Apparently there's only one LC in my city so will email her now. Watch this space! Thanks, again.
Well my instincts tell me he doesn't have TT.. But I am getting myself wound up about it. First midwife at clinic said she thought he might have but checked with her colleague who said it wasn't classic tongue tie but that I can see my GP for a referral if I like. Can't see him knowing ny better to be honest..
Anyway I agreed to try biological nurturing for a week but I hated it with DS1, never got the hang of it and ended up going to the clinic for 6 weeks before giving up on advice and doing my own thing. Think I'll start another thread on that though.
If that doesn't change my life I'll contact an LC. Thanks everyone for your experiences.. I feel a bit like I've asked for relationship advice and you've told me to LTB and I'm giving him another week to change!! I have taken note, believe me. If you don't get my analogy you've clearly not been kept awake enough overnight!
I highly recommend a qualified LC to have a look. We saw at so many HCPs and they either said there was no TT or they said it was not bad enough to snip, DESPITE LO looking like a famine victim. In the end we took it into our own hands and had Mary Griffiths round to snip it.
Best thing we did. Feeds took less time. He was less grouchy. He did not need to be attached all the time. And yes he now looks like a English Welsh Rugby player (DH reckons hooker!).
Best of luck. Go with your instincts. They are amazing!!
sorry I know you said it was rhetorical!
good luck at the clinic
"With the NHS and so many organisations/volunteers encouraging and supporting breast feeding why does this one issue so often need a private diagnosis?"

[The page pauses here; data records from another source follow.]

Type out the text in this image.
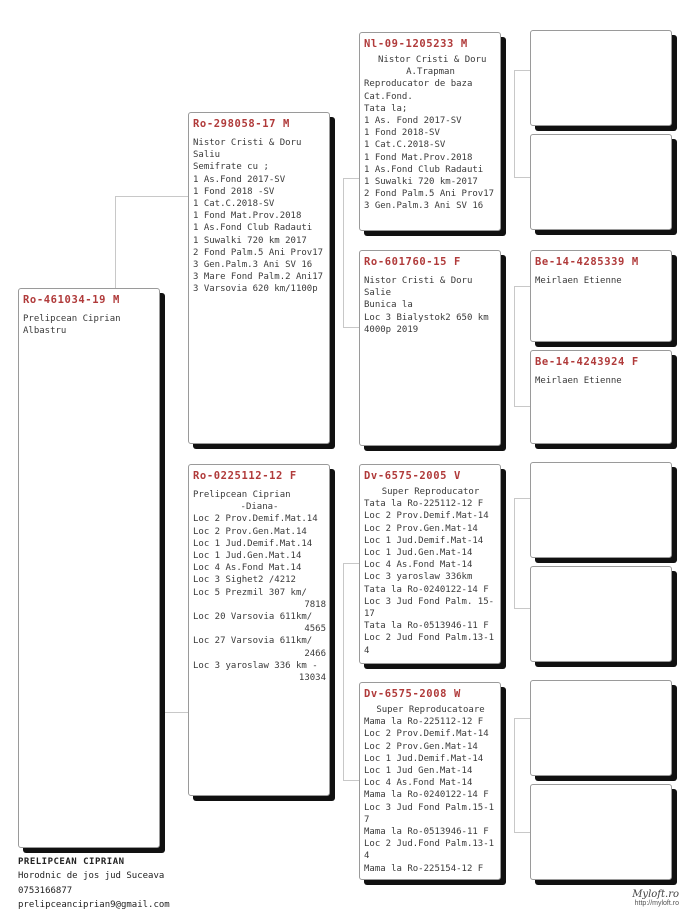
Ro-461034-19 M
Prelipcean Ciprian
Albastru
Ro-298058-17 M
Nistor Cristi & Doru
Saliu
Semifrate cu ;
1 As.Fond 2017-SV
1 Fond 2018 -SV
1 Cat.C.2018-SV
1 Fond Mat.Prov.2018
1 As.Fond Club Radauti
1 Suwalki 720 km 2017
2 Fond Palm.5 Ani Prov17
3 Gen.Palm.3 Ani SV 16
3 Mare Fond Palm.2 Ani17
3 Varsovia 620 km/1100p
Ro-0225112-12 F
Prelipcean Ciprian
-Diana-
Loc 2 Prov.Demif.Mat.14
Loc 2 Prov.Gen.Mat.14
Loc 1 Jud.Demif.Mat.14
Loc 1 Jud.Gen.Mat.14
Loc 4 As.Fond Mat.14
Loc 3 Sighet2 /4212
Loc 5 Prezmil 307 km/
7818
Loc 20 Varsovia 611km/
4565
Loc 27 Varsovia 611km/
2466
Loc 3 yaroslaw 336 km -
13034
Nl-09-1205233 M
Nistor Cristi & Doru
A.Trapman
Reproducator de baza
Cat.Fond.
Tata la;
1 As. Fond 2017-SV
1 Fond 2018-SV
1 Cat.C.2018-SV
1 Fond Mat.Prov.2018
1 As.Fond Club Radauti
1 Suwalki 720 km-2017
2 Fond Palm.5 Ani Prov17
3 Gen.Palm.3 Ani SV 16
Ro-601760-15 F
Nistor Cristi & Doru
Salie
Bunica la
Loc 3 Bialystok2 650 km
4000p 2019
Dv-6575-2005 V
Super Reproducator
Tata la Ro-225112-12 F
Loc 2 Prov.Demif.Mat-14
Loc 2 Prov.Gen.Mat-14
Loc 1 Jud.Demif.Mat-14
Loc 1 Jud.Gen.Mat-14
Loc 4 As.Fond Mat-14
Loc 3 yaroslaw 336km
Tata la Ro-0240122-14 F
Loc 3 Jud Fond Palm. 15-
17
Tata la Ro-0513946-11 F
Loc 2 Jud Fond Palm.13-1
4
Dv-6575-2008 W
Super Reproducatoare
Mama la Ro-225112-12 F
Loc 2 Prov.Demif.Mat-14
Loc 2 Prov.Gen.Mat-14
Loc 1 Jud.Demif.Mat-14
Loc 1 Jud Gen.Mat-14
Loc 4 As.Fond Mat-14
Mama la Ro-0240122-14 F
Loc 3 Jud Fond Palm.15-1
7
Mama la Ro-0513946-11 F
Loc 2 Jud.Fond Palm.13-1
4
Mama la Ro-225154-12 F
Be-14-4285339 M
Meirlaen Etienne
Be-14-4243924 F
Meirlaen Etienne
PRELIPCEAN CIPRIAN
Horodnic de jos jud Suceava
0753166877
prelipceanciprian9@gmail.com
Myloft.ro
http://myloft.ro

this is a very good question - I have been told (I can't remember who by) that tongue tie used to be much more readily diagnosed by midwives etc, several decades ago, but when there was a big shift over to FF during the 50s/60s/70s the knowledge of tongue tie as a common problem was sort of forgotten and they stopped training midwives to spot it. It's only relatively recently with the resurgence of BFing that TT has come back on the radar - but perhaps it's not been long enough yet for the state to actually allocate funds/time to training staff about it.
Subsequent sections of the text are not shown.